Je possède un compte OneDrive avec lequel j'ai partagé des photos avec des membres de ma famille qui n'ont pas de comptes mails chez Microsoft.

Lorsque je partage le dossier ils ont accès aux photos. Dans mon cas, j'ai un iPad avec l'application OneDrive donc j'accède facilement à mes dossiers.

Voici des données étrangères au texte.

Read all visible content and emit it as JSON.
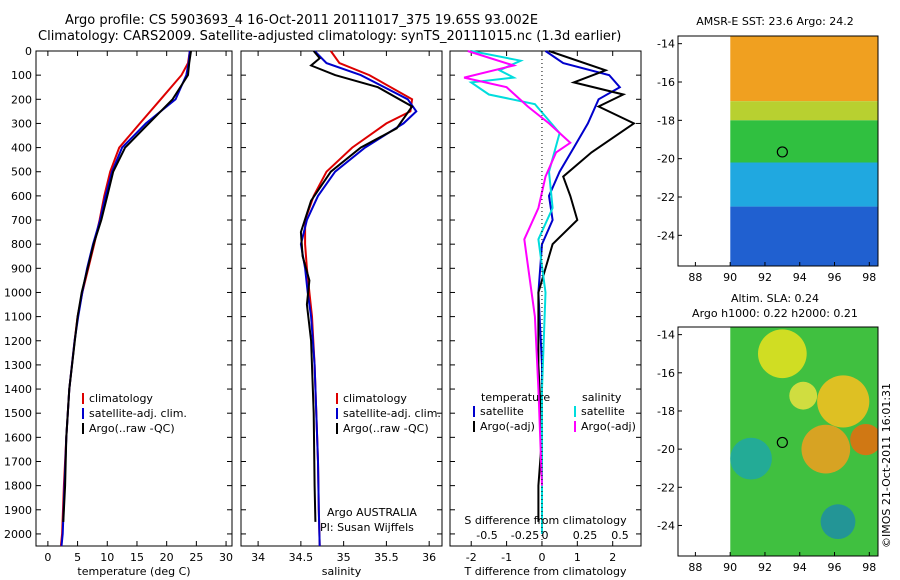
{
  "figure": {
    "title_line1": "Argo profile: CS 5903693_4 16-Oct-2011 20111017_375 19.65S 93.002E",
    "title_line2": "Climatology: CARS2009. Satellite-adjusted climatology: synTS_20111015.nc (1.3d earlier)",
    "credit": "©IMOS 21-Oct-2011 16:01:31"
  },
  "colors": {
    "climatology": "#dd0000",
    "satellite": "#0000cc",
    "argo": "#000000",
    "satellite_salinity": "#00dddd",
    "argo_salinity": "#ff00ff"
  },
  "chart_data": [
    {
      "type": "line",
      "xlabel": "temperature (deg C)",
      "ylabel": "",
      "xlim": [
        -2,
        31
      ],
      "ylim": [
        2050,
        0
      ],
      "xticks": [
        0,
        5,
        10,
        15,
        20,
        25,
        30
      ],
      "yticks": [
        0,
        100,
        200,
        300,
        400,
        500,
        600,
        700,
        800,
        900,
        1000,
        1100,
        1200,
        1300,
        1400,
        1500,
        1600,
        1700,
        1800,
        1900,
        2000
      ],
      "legend": [
        "climatology",
        "satellite-adj. clim.",
        "Argo(..raw -QC)"
      ],
      "legend_position": "bottom-center",
      "series": [
        {
          "name": "climatology",
          "color": "#dd0000",
          "x": [
            23.9,
            23.6,
            22.5,
            19.0,
            15.5,
            12.0,
            10.5,
            9.5,
            8.7,
            7.8,
            6.8,
            5.8,
            5.0,
            4.5,
            3.6,
            3.1,
            2.7,
            2.4,
            2.2
          ],
          "y": [
            0,
            50,
            100,
            200,
            300,
            400,
            500,
            600,
            700,
            800,
            900,
            1000,
            1100,
            1200,
            1400,
            1600,
            1800,
            2000,
            2050
          ]
        },
        {
          "name": "satellite-adj. clim.",
          "color": "#0000cc",
          "x": [
            23.9,
            23.7,
            23.3,
            21.5,
            16.5,
            12.5,
            10.8,
            9.7,
            8.8,
            7.6,
            6.6,
            5.8,
            5.1,
            4.5,
            3.6,
            3.1,
            2.8,
            2.5,
            2.3
          ],
          "y": [
            0,
            50,
            100,
            200,
            300,
            400,
            500,
            600,
            700,
            800,
            900,
            1000,
            1100,
            1200,
            1400,
            1600,
            1800,
            2000,
            2050
          ]
        },
        {
          "name": "Argo(..raw -QC)",
          "color": "#000000",
          "x": [
            24.1,
            23.8,
            23.6,
            21.0,
            17.0,
            13.0,
            11.0,
            10.0,
            9.0,
            7.7,
            6.7,
            5.7,
            5.0,
            3.6,
            3.1,
            2.9,
            2.6
          ],
          "y": [
            0,
            50,
            100,
            200,
            300,
            400,
            500,
            600,
            700,
            800,
            900,
            1000,
            1100,
            1400,
            1600,
            1800,
            1950
          ]
        }
      ]
    },
    {
      "type": "line",
      "xlabel": "salinity",
      "xlim": [
        33.8,
        36.15
      ],
      "ylim": [
        2050,
        0
      ],
      "xticks": [
        34,
        34.5,
        35,
        35.5,
        36
      ],
      "xticklabels": [
        "34",
        "34.5",
        "35",
        "35.5",
        "36"
      ],
      "legend": [
        "climatology",
        "satellite-adj. clim.",
        "Argo(..raw -QC)"
      ],
      "legend_position": "bottom-center",
      "annotation": [
        "Argo AUSTRALIA",
        "PI: Susan Wijffels"
      ],
      "series": [
        {
          "name": "climatology",
          "color": "#dd0000",
          "x": [
            34.85,
            34.95,
            35.3,
            35.8,
            35.78,
            35.5,
            35.1,
            34.8,
            34.65,
            34.55,
            34.55,
            34.57,
            34.6,
            34.63,
            34.66,
            34.68,
            34.7,
            34.71,
            34.72
          ],
          "y": [
            0,
            50,
            100,
            200,
            250,
            300,
            400,
            500,
            600,
            700,
            800,
            900,
            1000,
            1100,
            1300,
            1500,
            1700,
            1900,
            2050
          ]
        },
        {
          "name": "satellite-adj. clim.",
          "color": "#0000cc",
          "x": [
            34.66,
            34.8,
            35.2,
            35.75,
            35.85,
            35.7,
            35.25,
            34.9,
            34.7,
            34.57,
            34.5,
            34.55,
            34.58,
            34.62,
            34.66,
            34.68,
            34.7,
            34.71,
            34.72
          ],
          "y": [
            0,
            50,
            100,
            200,
            250,
            300,
            400,
            500,
            600,
            700,
            800,
            900,
            1000,
            1100,
            1300,
            1500,
            1700,
            1900,
            2050
          ]
        },
        {
          "name": "Argo(..raw -QC)",
          "color": "#000000",
          "x": [
            34.65,
            34.72,
            34.62,
            34.9,
            35.4,
            35.8,
            35.62,
            35.2,
            34.85,
            34.62,
            34.5,
            34.52,
            34.6,
            34.57,
            34.62,
            34.65,
            34.66,
            34.67
          ],
          "y": [
            0,
            30,
            60,
            100,
            150,
            230,
            320,
            400,
            500,
            620,
            750,
            850,
            950,
            1050,
            1200,
            1500,
            1800,
            1950
          ]
        }
      ]
    },
    {
      "type": "line",
      "xlabel": "T difference from climatology",
      "xlabel_top": "S difference from climatology",
      "xlim": [
        -2.6,
        2.8
      ],
      "ylim": [
        2050,
        0
      ],
      "xticks": [
        -2,
        -1,
        0,
        1,
        2
      ],
      "xticklabels": [
        "-2",
        "-1",
        "0",
        "1",
        "2"
      ],
      "s_ticklabels": [
        "-0.5",
        "-0.25",
        "0",
        "0.25",
        "0.5"
      ],
      "legend_temperature_title": "temperature",
      "legend_salinity_title": "salinity",
      "legend": [
        "satellite",
        "Argo(-adj)",
        "satellite",
        "Argo(-adj)"
      ],
      "legend_position": "bottom-center",
      "series": [
        {
          "name": "satellite",
          "color": "#0000cc",
          "x": [
            0.1,
            0.6,
            1.9,
            2.2,
            1.6,
            1.3,
            0.9,
            0.5,
            0.2,
            0.3,
            0.0,
            -0.1,
            0.0,
            0.0,
            0.0
          ],
          "y": [
            0,
            50,
            100,
            150,
            200,
            300,
            400,
            500,
            600,
            700,
            800,
            1000,
            1300,
            1700,
            2000
          ]
        },
        {
          "name": "Argo(-adj)",
          "color": "#000000",
          "x": [
            0.2,
            1.8,
            0.9,
            2.3,
            1.6,
            2.6,
            1.4,
            0.6,
            0.8,
            1.0,
            0.3,
            -0.1,
            -0.1,
            0.0,
            -0.1,
            -0.1
          ],
          "y": [
            0,
            80,
            130,
            180,
            230,
            300,
            420,
            520,
            600,
            700,
            800,
            1000,
            1300,
            1600,
            1800,
            1950
          ]
        },
        {
          "name": "satellite",
          "color": "#00dddd",
          "x": [
            -2.0,
            -0.6,
            -1.2,
            -0.8,
            -2.0,
            -1.5,
            -0.2,
            0.5,
            0.2,
            0.3,
            -0.1,
            0.1,
            0.0,
            0.0
          ],
          "y": [
            0,
            40,
            80,
            110,
            130,
            180,
            220,
            340,
            500,
            650,
            780,
            1000,
            1400,
            2000
          ]
        },
        {
          "name": "Argo(-adj)",
          "color": "#ff00ff",
          "x": [
            -2.1,
            -0.8,
            -2.2,
            -1.0,
            -0.4,
            0.2,
            0.8,
            0.4,
            0.1,
            -0.1,
            -0.5,
            -0.2,
            -0.1,
            0.0
          ],
          "y": [
            0,
            60,
            110,
            150,
            230,
            300,
            380,
            420,
            520,
            650,
            780,
            1100,
            1400,
            1800
          ]
        }
      ]
    },
    {
      "type": "heatmap",
      "title": "AMSR-E SST: 23.6  Argo: 24.2",
      "xlim": [
        87,
        98.5
      ],
      "ylim": [
        -25.6,
        -13.6
      ],
      "xticks": [
        88,
        90,
        92,
        94,
        96,
        98
      ],
      "yticks": [
        -14,
        -16,
        -18,
        -20,
        -22,
        -24
      ],
      "data_x_range": [
        90,
        98.5
      ],
      "marker": {
        "lon": 93.0,
        "lat": -19.65
      },
      "bands": [
        {
          "lat_top": -13.6,
          "lat_bottom": -17.0,
          "color": "#f0a020"
        },
        {
          "lat_top": -17.0,
          "lat_bottom": -18.0,
          "color": "#b8d030"
        },
        {
          "lat_top": -18.0,
          "lat_bottom": -20.2,
          "color": "#30c040"
        },
        {
          "lat_top": -20.2,
          "lat_bottom": -22.5,
          "color": "#20a8e0"
        },
        {
          "lat_top": -22.5,
          "lat_bottom": -25.6,
          "color": "#2060d0"
        }
      ]
    },
    {
      "type": "heatmap",
      "title_line1": "Altim. SLA: 0.24",
      "title_line2": "Argo h1000: 0.22  h2000: 0.21",
      "xlim": [
        87,
        98.5
      ],
      "ylim": [
        -25.6,
        -13.6
      ],
      "xticks": [
        88,
        90,
        92,
        94,
        96,
        98
      ],
      "yticks": [
        -14,
        -16,
        -18,
        -20,
        -22,
        -24
      ],
      "data_x_range": [
        90,
        98.5
      ],
      "marker": {
        "lon": 93.0,
        "lat": -19.65
      },
      "base_color": "#40c040",
      "blobs": [
        {
          "lon": 93.0,
          "lat": -15.0,
          "r": 1.4,
          "color": "#e0e020"
        },
        {
          "lon": 96.5,
          "lat": -17.5,
          "r": 1.5,
          "color": "#f0c020"
        },
        {
          "lon": 97.8,
          "lat": -19.5,
          "r": 0.9,
          "color": "#e07010"
        },
        {
          "lon": 95.5,
          "lat": -20.0,
          "r": 1.4,
          "color": "#e8a020"
        },
        {
          "lon": 91.2,
          "lat": -20.5,
          "r": 1.2,
          "color": "#20a8a0"
        },
        {
          "lon": 96.2,
          "lat": -23.8,
          "r": 1.0,
          "color": "#2090a0"
        },
        {
          "lon": 94.2,
          "lat": -17.2,
          "r": 0.8,
          "color": "#e0e040"
        }
      ]
    }
  ]
}
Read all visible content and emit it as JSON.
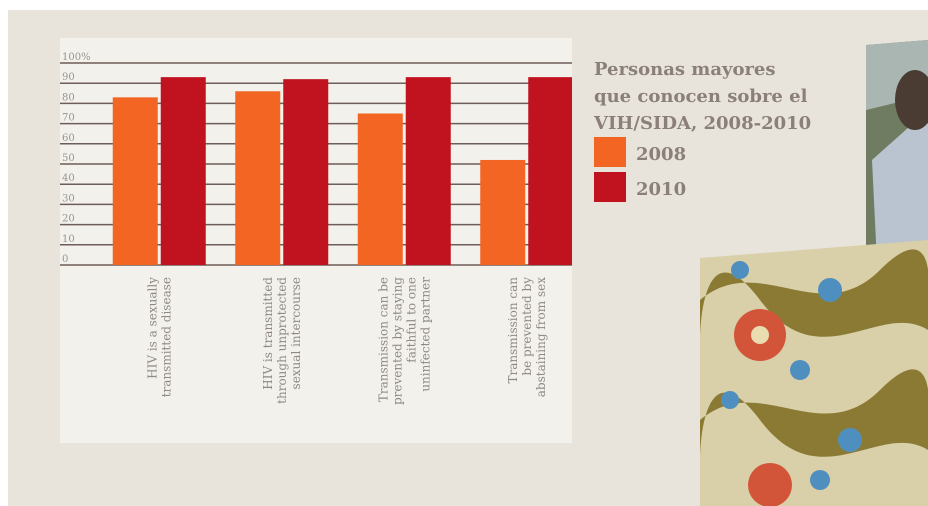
{
  "chart_data": {
    "type": "bar",
    "title_lines": [
      "Personas mayores",
      "que conocen sobre el",
      "VIH/SIDA, 2008-2010"
    ],
    "categories": [
      [
        "HIV is a sexually",
        "transmitted disease"
      ],
      [
        "HIV is transmitted",
        "through unprotected",
        "sexual intercourse"
      ],
      [
        "Transmission can be",
        "prevented by staying",
        "faithful to one",
        "uninfected partner"
      ],
      [
        "Transmission can",
        "be prevented by",
        "abstaining from sex"
      ]
    ],
    "series": [
      {
        "name": "2008",
        "color": "#f26522",
        "values": [
          83,
          86,
          75,
          52
        ]
      },
      {
        "name": "2010",
        "color": "#c1121f",
        "values": [
          93,
          92,
          93,
          93
        ]
      }
    ],
    "ylim": [
      0,
      100
    ],
    "yticks": [
      0,
      10,
      20,
      30,
      40,
      50,
      60,
      70,
      80,
      90,
      {
        "value": 100,
        "label": "100%"
      }
    ],
    "grid": true
  }
}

Cependant, une autre personne qui possède également un iPad mais pas de compte Microsoft rencontre des soucis pour télécharger le dossier. Il paraît impossible de télécharger le dossier sur iPad (Action de dossier > Télécharger le dossier) avec toutes les photos en 1 seule fois. Il faut ouvrir le dossier, cliquer sur une des images, ouvrir l'original et enregistrer la photo. Cela peut aller quand il y a 5 photos mais cela devient limité lorsqu'il y en a 60.

Avez-vous une idée ?

Pour info, j'ai déjà exposé le sujet sur les forums Microsoft mais sans succès : http://answers.microsoft.com/fr-fr/...otos-dun/3c05b079-fa79-41ac-a015-d8f7f7a66608

Merci d'avance.
Cordialement.


----------



## lineakd (18 Janvier 2015)

@contraryo, n'aurais tu pas activé 'connexion requise pour l'accès?" quand tu as ajouté ton contact pour le partage de ton dossier?
Je viens de faire un test avec une tablette sous iOS 8.1.2 et je n'ai aucun problème que ce soit avec l'app safari ou icabmobile. 
Sur safari, il suffit d'attendre une ou deux secondes avant qu'une page se charge et qui te permet de télécharger le fichier en .zip après que tu es appuyé sur "télécharger le dossier".
Ah, les forums microsofts...


----------